Au sein de la galerie parisienne Exo Exo, jusqu’au 13 janvier, les artistes Lou Fauroux, Montaine Jean et Jeanne Yuna Rocher s’associent sous la houlette de la curatrice Camille Gouin. Ensemble, elles forment un fascinant groupshow revenant sur le passage, parfois difficile, entre monde réel et virtuel.
Curatée par la commissaire indépendante Camille Gouin, l’exposition part de la relation passionnelle de cette dernière avec le cyberspace, entamée dès son plus jeune âge. D’abord avec l’ordinateur familial, puis avec son premier portable, les plateformes de chat et l’évolution des réseaux sociaux. Le lien que l’on tisse avec ce monde connecté, beaucoup s’entendent à le décrire comme aussi angoissant que réconfortant. Pourtant, à en croire Camille Gouin, ce que l’on pensait appartenir au domaine de la science-fiction fait bel et bien partie de notre quotidien.
« Le cyberespace c’est Twitter, Discord, Amazon, Twitch, explique la curatrice. On peut penser ce que l’on veut de ces technologies, du numérique, des jeux vidéo et des réseaux, ils incarnent une réalité multiple à laquelle la fiction appartient et avec laquelle elles s’influencent. Elles sont le prolongement l’une de l’autre. Être un humain, c’est avoir des outils et des instruments qui augmentent sa réalité. C’est imaginer et faire des rêves : une matière virtuelle qui traite du réel parce que finalement le ‘réel’ et le ‘virtuel’ sont difficilement distinguables l’un de l’autre. »
Internet : du début à la fin
Pour explorer ces thématiques, trois artistes s’emparent des locaux de la galerie Exo Exo. La première, Jeanne Yuna Rocher propose de s’intéresser au traitement du shifting/daydreaming via la réalisation du magazine Errance, ici distribué et décliné en installation visuelle sur les murs. Le shifting/daydreaming, c’est le fait de déplacer sa conscience et son esprit d’une réalité à une autre – du boulot à TikTok, en somme -, presque dans une forme d’autohypnose. Si Jeanne Yuna Rocher se penche sur la forme du magazine, c’est parce qu’elle estime que la salle d’attente dans laquelle il est possible de feuilleter la revue est un espace liminal qui matérialise ce passage.
De son côté, la plasticienne Montaine Jean se questionne plutôt sur l’arrivée d’Internet dans nos vies, sur ces croyances et ces mythologies alternatives qui l’accompagnent. Son installation Dreams&Hopes reprend ainsi la forme d’un autel, renvoyant à la spiritualité sous-jacente à toute forme de technologie. Enfin, juste en face, la série The World Wide Surveillance Board series, Te SpaceX cemetery de Lou Fauroux met en scène l’idée hypothétique d’un cimetière virtuel, dans un monde où il n’y aurait plus d’espace sur Terre pour les morts.

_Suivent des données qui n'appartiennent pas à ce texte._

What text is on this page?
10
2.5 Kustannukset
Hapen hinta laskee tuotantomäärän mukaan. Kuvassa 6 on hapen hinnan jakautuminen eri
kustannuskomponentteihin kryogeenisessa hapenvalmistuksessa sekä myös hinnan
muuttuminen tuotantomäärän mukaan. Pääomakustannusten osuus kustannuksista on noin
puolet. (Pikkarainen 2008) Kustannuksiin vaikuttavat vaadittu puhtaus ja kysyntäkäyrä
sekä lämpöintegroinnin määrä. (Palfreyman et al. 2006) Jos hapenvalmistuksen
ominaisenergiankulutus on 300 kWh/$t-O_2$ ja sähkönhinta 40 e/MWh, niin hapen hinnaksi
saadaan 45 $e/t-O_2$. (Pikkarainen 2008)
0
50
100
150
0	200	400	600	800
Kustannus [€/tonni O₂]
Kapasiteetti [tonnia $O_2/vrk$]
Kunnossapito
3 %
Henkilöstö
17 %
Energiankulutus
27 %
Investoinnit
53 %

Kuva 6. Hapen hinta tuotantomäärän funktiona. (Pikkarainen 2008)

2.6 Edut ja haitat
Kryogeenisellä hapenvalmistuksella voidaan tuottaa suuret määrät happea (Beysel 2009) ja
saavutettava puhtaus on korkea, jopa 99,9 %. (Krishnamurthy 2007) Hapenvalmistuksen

Toujours fascinée par la finitude des choses, l’artiste parisienne, rencontrée dans son studio il y a peu, anticipe celle d’Internet à travers The Internet Collapses series : VOL.1 The Porn Selector, un film où l’on suit l’actrice pornographique Kasey Warner dans la quête de la survie de son industrie après le déclin des plateformes en lignes. Un récit somme toute logique pour celle qui a découvert son rapport à la vidéo en réalisant des films pornos à Los Angeles, et qui s’inscrit parfaitement dans le propos de cette exposition, possiblement résumable à son sous-titre : « Tu es contrarié parce que c’est la fin du monde et que tu es coincé entre deux réalités ».